The team located and dated eight cores with records of storm deposits, including one from Hurricane Sandy in 2012. They concluded that four samples showed evidence of storms occurring before the existence of tidal gauges, with the remaining four within the currency of modern tidal gauge records. The tidal records used were collected by some of the country's longest-operating instruments, both operating in the New York metropolitan area - one located off the coast of Sandy Hook, N.J. (operational since 1932), and the second in the waters near lower Manhattan, N.Y., known as the Battery (operational since 1920).

A core of sediment shows vestiges of past storms.
A core sample of salt marsh sediment shows vestiges of historic storms.

The sediment samples, made of cores eight feet deep, were collected from both peaty and sandy spots and analyzed for grain size, organic content, carbon isotopes and microfossil content. Such characteristics allowed the researchers to distinguish the sandy storm layers from background wetland sediments. They determined age through radiocarbon dating of woody plant material and concentrations of pollen and heavy metals in the sediment.

The oldest deposits included:

  • Overwash deposit #5, dated between 1874 and 1923, which corresponds with the Hurricane of 1938
  • Overwash deposit #6, 1773 - 1810, Hurricane of 1788
  • Overwash deposit #7, 1651 - 1731, Hurricane of 1693
  • Overwash deposit #8, 1584 - 1658, pre-historic storm (pre-dates all historical and instrumental records from the region)

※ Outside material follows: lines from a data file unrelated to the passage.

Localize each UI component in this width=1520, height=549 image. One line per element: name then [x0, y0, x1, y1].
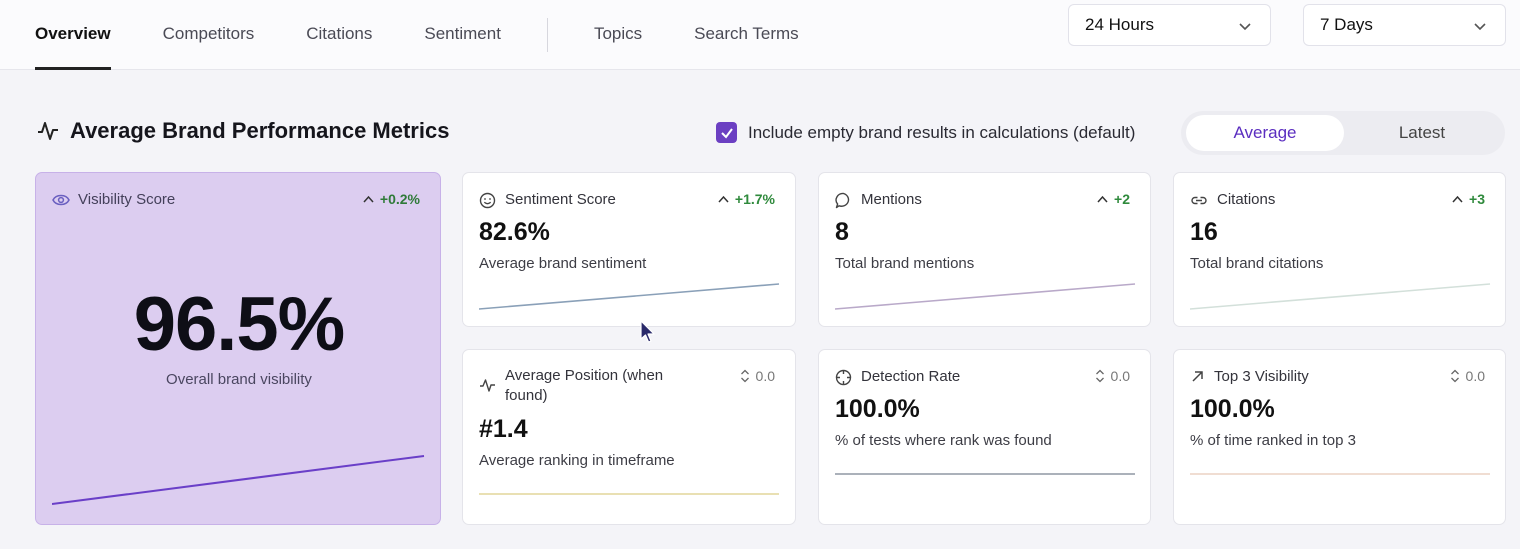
sentiment-value: 82.6%: [479, 218, 550, 246]
tab-search-terms[interactable]: Search Terms: [694, 24, 799, 43]
citations-card[interactable]: Citations +3 16 Total brand citations: [1173, 172, 1506, 327]
average-position-delta-text: 0.0: [755, 368, 775, 384]
mentions-card[interactable]: Mentions +2 8 Total brand mentions: [818, 172, 1151, 327]
average-latest-toggle: Average Latest: [1181, 111, 1505, 155]
detection-rate-card[interactable]: Detection Rate 0.0 100.0% % of tests whe…: [818, 349, 1151, 525]
average-position-sub: Average ranking in timeframe: [479, 452, 675, 469]
chevron-up-down-icon: [1095, 369, 1104, 383]
mentions-delta: +2: [1097, 191, 1130, 207]
sentiment-sparkline: [479, 283, 780, 310]
detection-rate-label: Detection Rate: [835, 368, 960, 386]
mouse-cursor-icon: [640, 320, 655, 343]
mentions-label-text: Mentions: [861, 191, 922, 208]
tab-competitors[interactable]: Competitors: [162, 24, 255, 43]
section-title: Average Brand Performance Metrics: [36, 118, 449, 144]
tab-topics[interactable]: Topics: [593, 24, 643, 43]
mentions-delta-text: +2: [1114, 191, 1130, 207]
detection-rate-delta: 0.0: [1095, 368, 1130, 384]
top3-visibility-label: Top 3 Visibility: [1190, 368, 1309, 385]
mentions-value: 8: [835, 218, 849, 246]
top-bar: Overview Competitors Citations Sentiment…: [0, 0, 1520, 70]
pulse-icon: [38, 122, 58, 140]
visibility-delta-text: +0.2%: [379, 191, 420, 207]
citations-label-text: Citations: [1217, 191, 1276, 208]
citations-delta-text: +3: [1469, 191, 1485, 207]
range-select-value: 7 Days: [1320, 15, 1373, 34]
visibility-sparkline: [52, 455, 425, 505]
visibility-label-text: Visibility Score: [78, 191, 176, 208]
citations-delta: +3: [1452, 191, 1485, 207]
top3-visibility-delta-text: 0.0: [1465, 368, 1485, 384]
detection-rate-sparkline: [835, 473, 1135, 475]
citations-sparkline: [1190, 283, 1491, 310]
range-select[interactable]: 7 Days: [1303, 4, 1506, 46]
sentiment-label: Sentiment Score: [479, 191, 616, 209]
average-position-sparkline: [479, 493, 779, 495]
citations-sub: Total brand citations: [1190, 255, 1324, 272]
eye-icon: [52, 194, 70, 205]
tab-divider: [546, 18, 548, 52]
visibility-label: Visibility Score: [52, 191, 175, 208]
tab-citations[interactable]: Citations: [306, 24, 373, 43]
detection-rate-sub: % of tests where rank was found: [835, 432, 1052, 449]
visibility-value: 96.5%: [133, 282, 346, 367]
mentions-label: Mentions: [835, 191, 922, 209]
top3-visibility-sparkline: [1190, 473, 1490, 475]
average-position-label-text: Average Position (when found): [505, 367, 664, 404]
citations-value: 16: [1190, 218, 1218, 246]
visibility-score-card[interactable]: Visibility Score +0.2% 96.5% Overall bra…: [35, 172, 441, 525]
tab-sentiment[interactable]: Sentiment: [424, 24, 501, 43]
tab-bar: Overview Competitors Citations Sentiment…: [35, 0, 851, 70]
mentions-sparkline: [835, 283, 1136, 310]
check-icon: [720, 127, 733, 139]
include-empty-label: Include empty brand results in calculati…: [748, 122, 1136, 142]
detection-rate-value: 100.0%: [835, 395, 920, 423]
average-position-card[interactable]: Average Position (when found) 0.0 #1.4 A…: [462, 349, 796, 525]
sentiment-label-text: Sentiment Score: [505, 191, 616, 208]
top3-visibility-delta: 0.0: [1450, 368, 1485, 384]
chevron-up-down-icon: [740, 369, 749, 383]
interval-select[interactable]: 24 Hours: [1068, 4, 1271, 46]
sentiment-card[interactable]: Sentiment Score +1.7% 82.6% Average bran…: [462, 172, 796, 327]
sentiment-sub: Average brand sentiment: [479, 255, 647, 272]
visibility-delta: +0.2%: [363, 191, 420, 207]
top3-visibility-card[interactable]: Top 3 Visibility 0.0 100.0% % of time ra…: [1173, 349, 1506, 525]
mentions-sub: Total brand mentions: [835, 255, 975, 272]
smile-icon: [479, 192, 496, 209]
tab-overview[interactable]: Overview: [35, 0, 111, 70]
pulse-icon: [480, 379, 495, 392]
link-icon: [1191, 196, 1207, 205]
toggle-latest[interactable]: Latest: [1398, 123, 1446, 142]
top3-visibility-value: 100.0%: [1190, 395, 1275, 423]
average-position-label: Average Position (when found): [479, 366, 699, 406]
detection-rate-delta-text: 0.0: [1110, 368, 1130, 384]
chevron-up-icon: [1452, 195, 1463, 203]
average-position-delta: 0.0: [740, 368, 775, 384]
arrow-up-right-icon: [1192, 371, 1203, 382]
sentiment-delta: +1.7%: [718, 191, 775, 207]
chat-icon: [835, 192, 850, 209]
section-title-text: Average Brand Performance Metrics: [70, 118, 450, 143]
sentiment-delta-text: +1.7%: [734, 191, 775, 207]
chevron-up-icon: [363, 195, 374, 203]
chevron-down-icon: [1239, 23, 1251, 31]
top3-visibility-sub: % of time ranked in top 3: [1190, 432, 1356, 449]
top3-visibility-label-text: Top 3 Visibility: [1214, 368, 1309, 385]
detection-rate-label-text: Detection Rate: [861, 368, 961, 385]
include-empty-checkbox[interactable]: [716, 122, 737, 143]
interval-select-value: 24 Hours: [1085, 15, 1154, 34]
include-empty-option[interactable]: Include empty brand results in calculati…: [716, 122, 1135, 143]
chevron-up-icon: [718, 195, 729, 203]
crosshair-icon: [835, 369, 852, 386]
toggle-average[interactable]: Average: [1186, 115, 1344, 151]
chevron-up-icon: [1097, 195, 1108, 203]
chevron-down-icon: [1474, 23, 1486, 31]
chevron-up-down-icon: [1450, 369, 1459, 383]
average-position-value: #1.4: [479, 415, 528, 443]
citations-label: Citations: [1190, 191, 1275, 209]
visibility-sub: Overall brand visibility: [166, 371, 312, 388]
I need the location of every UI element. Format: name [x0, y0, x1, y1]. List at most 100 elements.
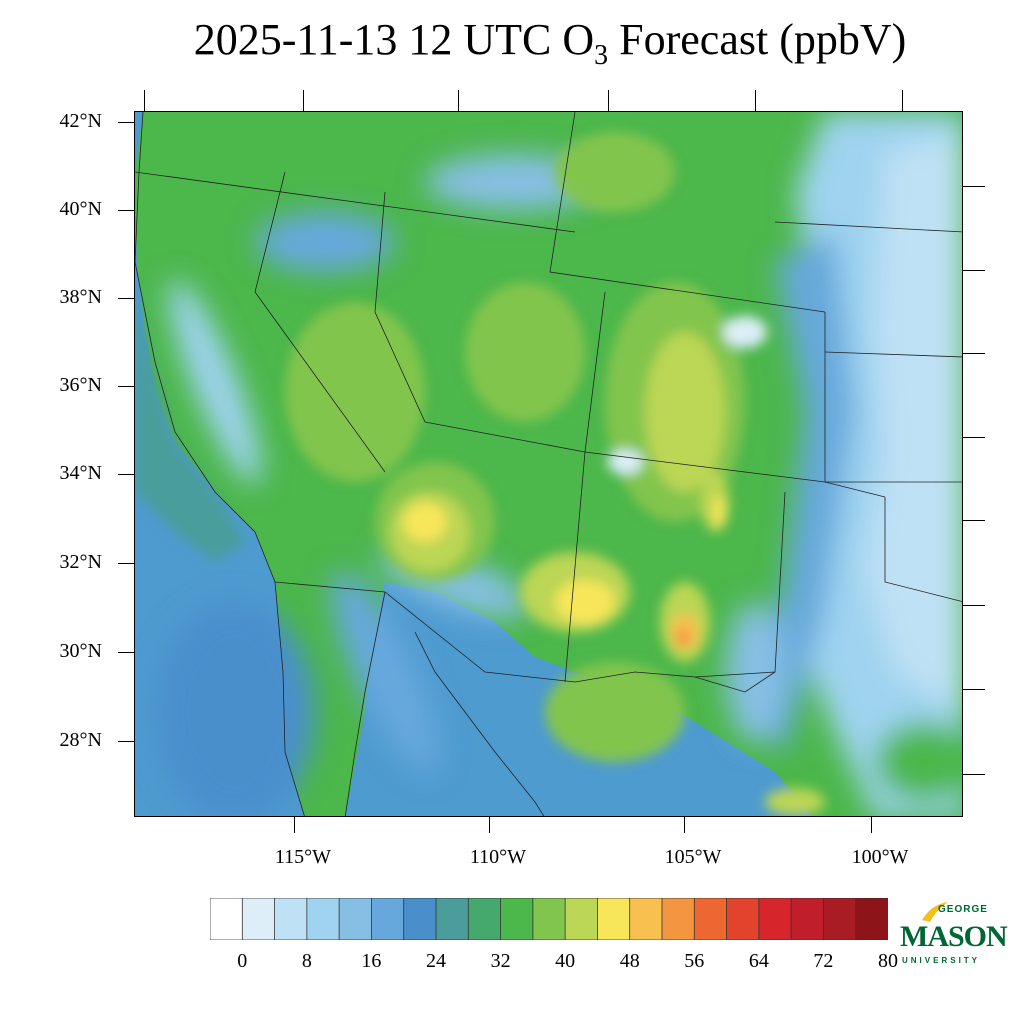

The four newer deposits they collected mesh with tidal records of: Hurricane Sandy (2012); Nor'easter of 1953/Hurricane Donna (1960)/Ash Wednesday Nor'easter (1962); Nor'easter of 1950/Hurricane of 1944)/Hurricane of 1938; and Hurricane of 1944/Hurricane of 1938.

The scientists found that the four more modern sediment samples, while accurately capturing evidence of at least four extreme storm events, did not represent a complete record.

Both tidal gauges recorded some extreme water level events (defined as a 1 in 10 year event) that were not reflected in the sediments - the Sandy Hook gauge showed four additional events, and the New York gauge showed seven additional ones.

"What this tells us is that we know these sediment records can be used to reconstruct past storm histories, but not to the resolution of instrumental records like tide gauges," said Robert Kopp, a co-author on the study, a distinguished professor in the Department of Earth and Planetary Sciences and director of the Megalopolitan Coastal Transformation Hub (MACH). "These records allow us to look much further back in time, and we just have to acknowledge that they don't capture every extreme storm that makes landfall."

The findings also provide fodder for further investigations.

"This will allow us to make better hypotheses and improve our understanding of how storm frequencies may be impacted by other climate variables and what that means for future storm frequency under a changing climate," Joyse said. "It also allows us to ask new questions: Why do some storms get preserved by the sediment record and not others? How does the probability of a storm being preserved change with time?"

Linda Godfrey, an associate research professor in the Department of Earth and Planetary Sciences in the Rutgers School of Arts and Sciences, also co-authored the study.

Other scientists on the study included: Jennifer Walker of Rowan University, Margaret Christie of McDaniel College; D. Reide Corbett of East Carolina University; and Timothy Shaw and Benjamin Horton of Nanyang Technological University in Singapore.